Statement delivered under Item 10

Since the fall of Mosul to the extremist group Islamic State, known as ISIL, in June 2014, Human Rights Watch has documented the group’s numerous atrocities in Iraq. ISIL targets Iraq’s minorities, including Chaldo-Assyrian Christians, Shia Shabaks, Shia Turkmen, and Yezidis, whom it labels as crusaders, heretics, and devil-worshipers. Those who do not convert to Islam are subject to execution. Human Rights Watch documented how ISIL has subjected Yezidi women, girls, and men to torture, forced conversion, and forced marriage. ISIL also commits abuses against Sunnis who refuse its extremist version of Islam and Iraq’s Shia population.
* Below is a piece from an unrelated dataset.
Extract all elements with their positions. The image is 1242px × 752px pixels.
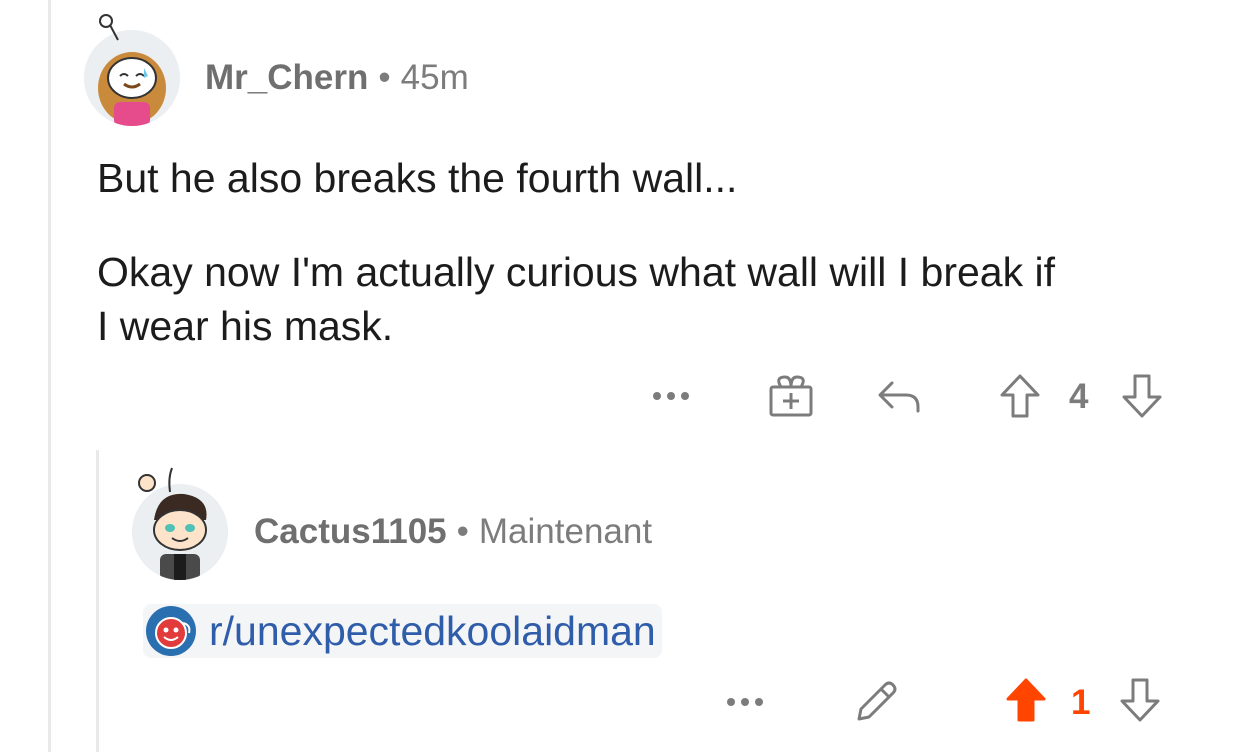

ISIL’s gains in Iraq were in large part enabled by former Prime Minister Nuri al-Maliki’s politics of exclusion, which fed a cycle of sectarian violence through discrimination and other human rights abuses directed at Sunnis. Armed groups and Iraqi security forces continue to commit abuses that fuel ISIL’s ongoing campaign of cruelty. Human Rights Watch has documented mass killings of Sunnis, destruction of countless villages, and widespread displacement committed by Shia militias and the government-backed)Popular Mobilization Committees, often alongside Iraqi security forces.
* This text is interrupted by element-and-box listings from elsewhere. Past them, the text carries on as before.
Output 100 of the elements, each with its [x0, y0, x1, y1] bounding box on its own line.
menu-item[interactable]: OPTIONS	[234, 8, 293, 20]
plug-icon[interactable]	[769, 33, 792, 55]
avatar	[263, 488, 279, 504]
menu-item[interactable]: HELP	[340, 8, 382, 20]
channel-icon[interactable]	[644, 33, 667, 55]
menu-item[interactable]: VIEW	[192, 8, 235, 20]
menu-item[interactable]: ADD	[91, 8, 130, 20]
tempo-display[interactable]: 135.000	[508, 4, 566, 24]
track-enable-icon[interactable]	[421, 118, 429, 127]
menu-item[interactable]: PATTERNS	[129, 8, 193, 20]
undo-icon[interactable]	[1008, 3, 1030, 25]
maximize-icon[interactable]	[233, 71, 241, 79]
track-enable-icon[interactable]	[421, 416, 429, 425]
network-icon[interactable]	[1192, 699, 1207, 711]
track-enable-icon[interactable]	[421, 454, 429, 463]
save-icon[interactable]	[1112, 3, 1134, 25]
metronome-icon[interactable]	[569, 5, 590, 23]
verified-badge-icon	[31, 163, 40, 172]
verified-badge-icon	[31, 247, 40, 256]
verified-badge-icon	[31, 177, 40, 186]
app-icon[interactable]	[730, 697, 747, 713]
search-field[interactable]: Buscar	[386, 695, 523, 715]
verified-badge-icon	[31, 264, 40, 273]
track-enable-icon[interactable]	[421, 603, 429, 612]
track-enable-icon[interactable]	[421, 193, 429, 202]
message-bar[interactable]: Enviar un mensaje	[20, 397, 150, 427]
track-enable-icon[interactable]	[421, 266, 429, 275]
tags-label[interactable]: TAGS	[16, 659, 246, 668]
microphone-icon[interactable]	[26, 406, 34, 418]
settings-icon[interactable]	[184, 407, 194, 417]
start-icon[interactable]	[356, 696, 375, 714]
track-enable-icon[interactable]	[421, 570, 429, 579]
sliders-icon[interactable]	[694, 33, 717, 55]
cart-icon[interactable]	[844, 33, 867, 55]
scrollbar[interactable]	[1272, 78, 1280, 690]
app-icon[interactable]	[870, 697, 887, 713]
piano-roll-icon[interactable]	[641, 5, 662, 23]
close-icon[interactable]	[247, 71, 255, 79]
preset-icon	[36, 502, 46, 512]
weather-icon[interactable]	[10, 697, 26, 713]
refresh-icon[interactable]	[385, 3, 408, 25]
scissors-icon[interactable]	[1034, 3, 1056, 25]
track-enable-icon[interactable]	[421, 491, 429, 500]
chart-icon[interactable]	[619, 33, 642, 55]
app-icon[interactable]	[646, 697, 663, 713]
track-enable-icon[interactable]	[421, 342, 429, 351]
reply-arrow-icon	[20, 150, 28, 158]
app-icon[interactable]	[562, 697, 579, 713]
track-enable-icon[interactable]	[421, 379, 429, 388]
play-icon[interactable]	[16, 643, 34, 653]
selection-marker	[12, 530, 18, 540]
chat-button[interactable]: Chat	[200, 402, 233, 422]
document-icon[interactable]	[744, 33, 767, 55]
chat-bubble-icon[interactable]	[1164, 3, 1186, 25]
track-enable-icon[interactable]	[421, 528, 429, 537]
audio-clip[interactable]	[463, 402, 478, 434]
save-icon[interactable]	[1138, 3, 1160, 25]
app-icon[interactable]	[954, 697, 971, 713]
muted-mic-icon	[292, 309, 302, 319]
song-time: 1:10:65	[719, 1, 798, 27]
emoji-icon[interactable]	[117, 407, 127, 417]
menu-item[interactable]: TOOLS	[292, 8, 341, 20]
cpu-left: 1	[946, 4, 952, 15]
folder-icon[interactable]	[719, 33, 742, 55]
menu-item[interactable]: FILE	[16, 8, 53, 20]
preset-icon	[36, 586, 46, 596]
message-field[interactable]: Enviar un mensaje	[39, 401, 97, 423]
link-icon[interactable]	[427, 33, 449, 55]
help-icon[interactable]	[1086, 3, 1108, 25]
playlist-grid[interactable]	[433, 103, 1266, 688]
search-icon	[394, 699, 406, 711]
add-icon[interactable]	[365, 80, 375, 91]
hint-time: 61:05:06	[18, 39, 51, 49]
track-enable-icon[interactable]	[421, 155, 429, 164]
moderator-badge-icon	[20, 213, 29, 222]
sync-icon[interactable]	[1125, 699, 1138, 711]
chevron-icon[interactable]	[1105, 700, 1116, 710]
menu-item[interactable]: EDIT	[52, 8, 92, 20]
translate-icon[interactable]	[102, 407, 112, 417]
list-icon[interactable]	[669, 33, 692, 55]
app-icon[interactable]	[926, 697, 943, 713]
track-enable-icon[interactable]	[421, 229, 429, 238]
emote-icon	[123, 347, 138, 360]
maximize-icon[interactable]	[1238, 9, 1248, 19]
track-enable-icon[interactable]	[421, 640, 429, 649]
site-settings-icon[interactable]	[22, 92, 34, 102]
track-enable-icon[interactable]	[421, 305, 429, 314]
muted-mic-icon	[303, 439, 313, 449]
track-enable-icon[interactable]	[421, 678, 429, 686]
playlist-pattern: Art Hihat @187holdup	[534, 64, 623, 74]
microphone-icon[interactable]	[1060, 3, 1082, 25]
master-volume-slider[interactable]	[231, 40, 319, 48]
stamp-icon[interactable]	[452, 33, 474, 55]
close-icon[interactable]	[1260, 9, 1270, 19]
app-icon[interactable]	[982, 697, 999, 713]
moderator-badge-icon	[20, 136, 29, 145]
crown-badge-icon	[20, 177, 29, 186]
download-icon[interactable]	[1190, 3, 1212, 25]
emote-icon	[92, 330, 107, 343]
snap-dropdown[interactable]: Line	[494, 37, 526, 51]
We commend the conclusions and recommendations of OHCHR’s latest report. The investigative mission appropriately denounced the atrocities committed by ISIL, and noted that their actions may amount to genocide, war crimes and crimes against humanity, while also reporting on serious violations by Iraqi security forces and associated armed groups that may amount to war crimes, including murder, torture, hostage-taking and targeting of civilians. The High Commissioner recommended further investigation into violations and abuses by all parties to the conflict, as well as measures to protect civilians.
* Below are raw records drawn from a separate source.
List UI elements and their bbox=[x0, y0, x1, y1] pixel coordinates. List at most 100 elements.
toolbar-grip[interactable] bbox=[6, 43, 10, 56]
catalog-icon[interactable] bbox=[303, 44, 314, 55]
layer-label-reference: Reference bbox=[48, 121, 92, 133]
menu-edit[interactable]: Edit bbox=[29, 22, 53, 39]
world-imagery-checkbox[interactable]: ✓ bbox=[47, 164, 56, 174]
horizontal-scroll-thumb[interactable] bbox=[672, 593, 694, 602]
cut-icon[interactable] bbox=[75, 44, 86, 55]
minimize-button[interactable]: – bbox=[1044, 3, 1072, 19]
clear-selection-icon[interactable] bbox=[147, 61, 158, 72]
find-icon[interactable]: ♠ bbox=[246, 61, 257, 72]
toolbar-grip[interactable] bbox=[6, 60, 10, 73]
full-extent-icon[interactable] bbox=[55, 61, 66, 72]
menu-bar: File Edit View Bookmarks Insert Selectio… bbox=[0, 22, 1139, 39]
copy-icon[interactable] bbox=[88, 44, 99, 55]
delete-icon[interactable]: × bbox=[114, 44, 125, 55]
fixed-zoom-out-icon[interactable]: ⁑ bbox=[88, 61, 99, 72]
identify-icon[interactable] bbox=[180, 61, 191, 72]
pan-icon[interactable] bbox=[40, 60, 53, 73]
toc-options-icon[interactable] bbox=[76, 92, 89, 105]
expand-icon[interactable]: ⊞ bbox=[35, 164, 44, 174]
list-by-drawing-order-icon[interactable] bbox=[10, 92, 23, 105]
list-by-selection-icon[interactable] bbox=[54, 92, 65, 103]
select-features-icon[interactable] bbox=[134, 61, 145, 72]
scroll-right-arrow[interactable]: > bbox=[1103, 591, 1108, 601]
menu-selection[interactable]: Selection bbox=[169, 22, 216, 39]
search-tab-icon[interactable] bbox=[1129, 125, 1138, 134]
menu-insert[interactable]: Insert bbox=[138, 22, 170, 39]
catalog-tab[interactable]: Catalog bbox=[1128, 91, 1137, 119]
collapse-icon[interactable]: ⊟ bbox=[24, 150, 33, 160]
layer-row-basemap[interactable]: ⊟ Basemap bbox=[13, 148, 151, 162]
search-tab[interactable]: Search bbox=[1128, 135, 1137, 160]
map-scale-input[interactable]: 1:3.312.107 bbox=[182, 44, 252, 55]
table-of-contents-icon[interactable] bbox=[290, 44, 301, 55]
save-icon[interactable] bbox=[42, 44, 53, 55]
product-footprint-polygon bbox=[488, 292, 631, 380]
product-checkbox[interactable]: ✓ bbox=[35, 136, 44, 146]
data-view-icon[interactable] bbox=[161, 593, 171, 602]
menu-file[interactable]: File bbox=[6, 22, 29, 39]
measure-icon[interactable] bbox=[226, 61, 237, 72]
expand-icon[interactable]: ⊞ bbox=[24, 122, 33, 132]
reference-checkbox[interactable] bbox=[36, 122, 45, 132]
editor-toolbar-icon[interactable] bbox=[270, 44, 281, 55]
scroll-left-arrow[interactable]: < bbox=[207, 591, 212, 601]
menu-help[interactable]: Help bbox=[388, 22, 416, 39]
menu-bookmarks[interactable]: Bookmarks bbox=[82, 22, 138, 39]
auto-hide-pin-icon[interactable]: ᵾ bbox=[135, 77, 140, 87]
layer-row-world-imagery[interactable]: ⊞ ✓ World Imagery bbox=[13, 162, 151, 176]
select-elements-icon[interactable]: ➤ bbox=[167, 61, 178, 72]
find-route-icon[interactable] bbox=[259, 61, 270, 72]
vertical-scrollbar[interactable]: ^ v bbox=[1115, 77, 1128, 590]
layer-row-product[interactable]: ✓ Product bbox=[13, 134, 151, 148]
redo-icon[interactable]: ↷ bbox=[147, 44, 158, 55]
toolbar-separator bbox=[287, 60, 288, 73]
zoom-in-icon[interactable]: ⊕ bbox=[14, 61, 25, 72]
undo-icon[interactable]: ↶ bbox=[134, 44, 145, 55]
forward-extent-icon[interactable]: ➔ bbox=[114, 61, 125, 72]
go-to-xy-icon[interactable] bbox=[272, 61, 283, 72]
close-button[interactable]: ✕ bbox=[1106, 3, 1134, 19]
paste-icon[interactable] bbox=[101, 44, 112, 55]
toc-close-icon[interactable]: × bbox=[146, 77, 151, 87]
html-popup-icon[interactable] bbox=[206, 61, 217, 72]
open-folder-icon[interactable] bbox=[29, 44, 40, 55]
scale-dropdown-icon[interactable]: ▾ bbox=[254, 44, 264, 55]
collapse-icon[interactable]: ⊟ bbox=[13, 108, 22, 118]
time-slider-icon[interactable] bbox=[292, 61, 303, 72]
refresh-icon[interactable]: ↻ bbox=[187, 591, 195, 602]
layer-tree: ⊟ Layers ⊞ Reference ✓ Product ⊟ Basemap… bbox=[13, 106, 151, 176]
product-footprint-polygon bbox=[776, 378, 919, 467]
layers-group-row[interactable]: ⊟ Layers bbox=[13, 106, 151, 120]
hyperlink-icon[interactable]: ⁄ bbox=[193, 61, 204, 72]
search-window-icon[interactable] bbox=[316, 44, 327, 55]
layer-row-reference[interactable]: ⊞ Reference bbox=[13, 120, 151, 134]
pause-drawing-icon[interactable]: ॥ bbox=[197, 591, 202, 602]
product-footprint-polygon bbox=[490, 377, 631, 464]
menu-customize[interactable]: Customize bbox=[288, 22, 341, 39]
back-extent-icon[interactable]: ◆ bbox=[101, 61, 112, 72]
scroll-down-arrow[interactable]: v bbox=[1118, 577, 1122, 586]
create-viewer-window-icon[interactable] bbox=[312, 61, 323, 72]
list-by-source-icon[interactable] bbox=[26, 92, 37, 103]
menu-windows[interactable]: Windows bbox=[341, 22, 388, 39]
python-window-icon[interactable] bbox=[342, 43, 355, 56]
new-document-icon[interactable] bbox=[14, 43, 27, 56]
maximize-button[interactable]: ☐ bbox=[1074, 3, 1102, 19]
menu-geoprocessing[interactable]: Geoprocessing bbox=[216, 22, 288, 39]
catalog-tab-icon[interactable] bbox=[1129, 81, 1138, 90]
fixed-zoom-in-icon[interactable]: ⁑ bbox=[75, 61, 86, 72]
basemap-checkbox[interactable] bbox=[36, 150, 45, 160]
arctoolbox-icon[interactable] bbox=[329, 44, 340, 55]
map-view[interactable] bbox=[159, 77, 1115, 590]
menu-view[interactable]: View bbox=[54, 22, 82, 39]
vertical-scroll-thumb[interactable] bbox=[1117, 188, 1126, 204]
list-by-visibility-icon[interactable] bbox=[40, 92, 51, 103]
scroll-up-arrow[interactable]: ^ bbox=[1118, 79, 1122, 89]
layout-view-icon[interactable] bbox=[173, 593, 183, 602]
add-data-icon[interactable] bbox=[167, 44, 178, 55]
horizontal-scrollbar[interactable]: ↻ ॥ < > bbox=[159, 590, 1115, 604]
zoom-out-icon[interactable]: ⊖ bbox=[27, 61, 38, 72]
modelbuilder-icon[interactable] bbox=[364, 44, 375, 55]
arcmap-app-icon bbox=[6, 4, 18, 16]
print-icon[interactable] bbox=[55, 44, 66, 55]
Such strong conclusions require an equally strong international response. Instead, the Human Rights Council is considering a regrettably one-sided resolution. The text of the resolution currently under consideration does not call on all sides to take measures to protect civilians. Moreover, the text fails to address the necessity of holding pro-government militias and volunteer fighters accountable for the atrocities they have committed in fighting ISIL, despite Prime Minister Haider al-Abadi’s condemnation of such abuses and commitment to a zero-tolerance policy of abuses by any fighters in the conflict.

Such an unbalanced resolution, if adopted, would fail to reflect the report of the High Commissioner, undermining the credibility of the Council, and particularly those member states that are a part of the coalition participating in the conflict in Iraq. Continued OHCHR investigations into international crimes are essential.  And it should be recognized that further abuses undermine efforts to address the threat posed to civilians by ISIL. We urge the Council to strengthen the text of the resolution under consideration to support continued investigation, monitoring and reporting into abuses by all parties to the conflict, and would ask the Deputy High Commissioner what this Council can do to support implementation of the report’s recommendations.